Polish our ‘jewel in the crown’

make city shine, says developer
make city shine, says developer

Dale Alcock, a former bricklayer from Kellerberrin in the Wheatbelt, is among WA’s most successful homebuilders and a leading employer of apprentices.

He was the guest speaker at the City of Stirling’s Mayoral Business Breakfast last week.

Mr Alcock discussed his affinity with the City of Stirling and how although he lives in the western suburbs, 15 of his 21 businesses are within the City of Stirling.

‘Increasingly, the City of Stirling is central,’ Mr Alcock said.

‘It is easily accessible. I think as Perth grows, the City of Stirling really does look central to the City of Perth.

However, he expressed how Herdsman needed a ‘dusting off’.

‘It is a jewel in the crown of the City of Stirling. I think there needs to be some reinvesting and focus in that and truly make it shine for what it is and that is an outstanding office precinct.’

The developer then went on to acknowledge the City of Stirling’s approach to residential development.

‘If you look at residential development within the City of Stirling, a lot of the higher density is already here,

‘A lot of the arguments we are having in other authorities, have already occurred in the City and hence we have done a lot of building work within this jurisdiction.’

He congratulated Mayor Giovanni Italiano and Stirling staff for their forward thinking about its new economic tourism and development strategy and online building application initiative, but then asked why other bureaucracies had not adopted the same approach.

Mr Alcock said developers should be seen as major clients of bureaucracies, not as adversaries and a ‘can-do approach’ needed to be adopted.

He explained that he was unashamedly a local government reform advocate and expressed his frustration in dealing with the rules and regulations of 39 individual councils because of a lack of uniformity. ‘Industry is log-jammed,’ Mr Alcock said.

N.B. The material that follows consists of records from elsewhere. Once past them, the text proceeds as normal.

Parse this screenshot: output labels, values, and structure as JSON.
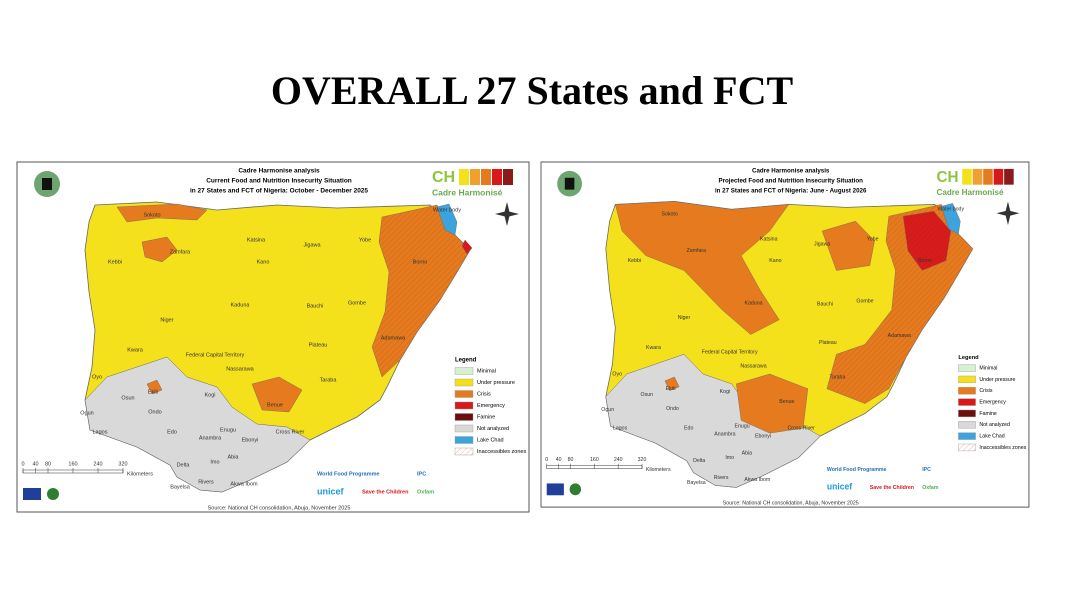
{
  "title": "OVERALL 27 States and FCT",
  "maps": [
    {
      "header": [
        "Cadre Harmonise analysis",
        "Current Food and Nutrition Insecurity Situation",
        "in 27 States and FCT of Nigeria: October - December 2025"
      ],
      "logo": {
        "initials": "CH",
        "name": "Cadre Harmonisé"
      },
      "states": [
        "Sokoto",
        "Zamfara",
        "Katsina",
        "Kano",
        "Jigawa",
        "Yobe",
        "Borno",
        "Kebbi",
        "Kaduna",
        "Bauchi",
        "Gombe",
        "Niger",
        "Plateau",
        "Adamawa",
        "Kwara",
        "Federal Capital Territory",
        "Nassarawa",
        "Taraba",
        "Oyo",
        "Osun",
        "Ekiti",
        "Kogi",
        "Benue",
        "Ogun",
        "Ondo",
        "Edo",
        "Enugu",
        "Ebonyi",
        "Anambra",
        "Cross River",
        "Lagos",
        "Delta",
        "Imo",
        "Abia",
        "Rivers",
        "Akwa Ibom",
        "Bayelsa",
        "Water body"
      ],
      "legend": {
        "title": "Legend",
        "items": [
          {
            "label": "Minimal",
            "color": "#d4f2d0"
          },
          {
            "label": "Under pressure",
            "color": "#f5e01c"
          },
          {
            "label": "Crisis",
            "color": "#e57a1e"
          },
          {
            "label": "Emergency",
            "color": "#d7191c"
          },
          {
            "label": "Famine",
            "color": "#6b0f0f"
          },
          {
            "label": "Not analyzed",
            "color": "#d9d9d9"
          },
          {
            "label": "Lake Chad",
            "color": "#3da3dc"
          },
          {
            "label": "Inaccessibles zones",
            "color": "#ffffff"
          }
        ]
      },
      "scale": {
        "ticks": [
          0,
          40,
          80,
          160,
          240,
          320
        ],
        "unit": "Kilometers"
      },
      "partners": [
        "World Food Programme",
        "IPC",
        "unicef",
        "Save the Children",
        "Oxfam"
      ],
      "source": "Source: National CH consolidation, Abuja, November 2025"
    },
    {
      "header": [
        "Cadre Harmonise analysis",
        "Projected Food and Nutrition Insecurity Situation",
        "in 27 States and FCT of Nigeria: June - August 2026"
      ],
      "logo": {
        "initials": "CH",
        "name": "Cadre Harmonisé"
      },
      "states": [
        "Sokoto",
        "Zamfara",
        "Katsina",
        "Kano",
        "Jigawa",
        "Yobe",
        "Borno",
        "Kebbi",
        "Kaduna",
        "Bauchi",
        "Gombe",
        "Niger",
        "Plateau",
        "Adamawa",
        "Kwara",
        "Federal Capital Territory",
        "Nassarawa",
        "Taraba",
        "Oyo",
        "Osun",
        "Ekiti",
        "Kogi",
        "Benue",
        "Ogun",
        "Ondo",
        "Edo",
        "Enugu",
        "Ebonyi",
        "Anambra",
        "Cross River",
        "Lagos",
        "Delta",
        "Imo",
        "Abia",
        "Rivers",
        "Akwa Ibom",
        "Bayelsa",
        "Water body"
      ],
      "legend": {
        "title": "Legend",
        "items": [
          {
            "label": "Minimal",
            "color": "#d4f2d0"
          },
          {
            "label": "Under pressure",
            "color": "#f5e01c"
          },
          {
            "label": "Crisis",
            "color": "#e57a1e"
          },
          {
            "label": "Emergency",
            "color": "#d7191c"
          },
          {
            "label": "Famine",
            "color": "#6b0f0f"
          },
          {
            "label": "Not analyzed",
            "color": "#d9d9d9"
          },
          {
            "label": "Lake Chad",
            "color": "#3da3dc"
          },
          {
            "label": "Inaccessibles zones",
            "color": "#ffffff"
          }
        ]
      },
      "scale": {
        "ticks": [
          0,
          40,
          80,
          160,
          240,
          320
        ],
        "unit": "Kilometers"
      },
      "partners": [
        "World Food Programme",
        "IPC",
        "unicef",
        "Save the Children",
        "Oxfam"
      ],
      "source": "Source: National CH consolidation, Abuja, November 2025"
    }
  ]
}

Outside the breakfast, Mr Alcock told the Times it was difficult to see any developmental progress in the western suburbs, mostly because of a noisy minority of individuals.

‘Why couldn’t Stirling Highway be a fantastic boulevard with density?’

He also said offering more affordable housing options in the western suburbs would mean older people could downsize, a more diverse cultural and economic mix of people could move in and generations of families could live in the same suburbs.

‘Different demographics could be brought into some of the mono-cultured, expensive suburbs,’ he said.

‘They (western suburbs) shouldn’t be elitist, but an eclectic mix.

‘If something is possible, let’s look at it with an open mind. As Australians we think we are cool and relaxed, but many of us are actually selfish.’

He said that the cities we travel to and adore are the ones that are diverse and do not comprise a mono-culture.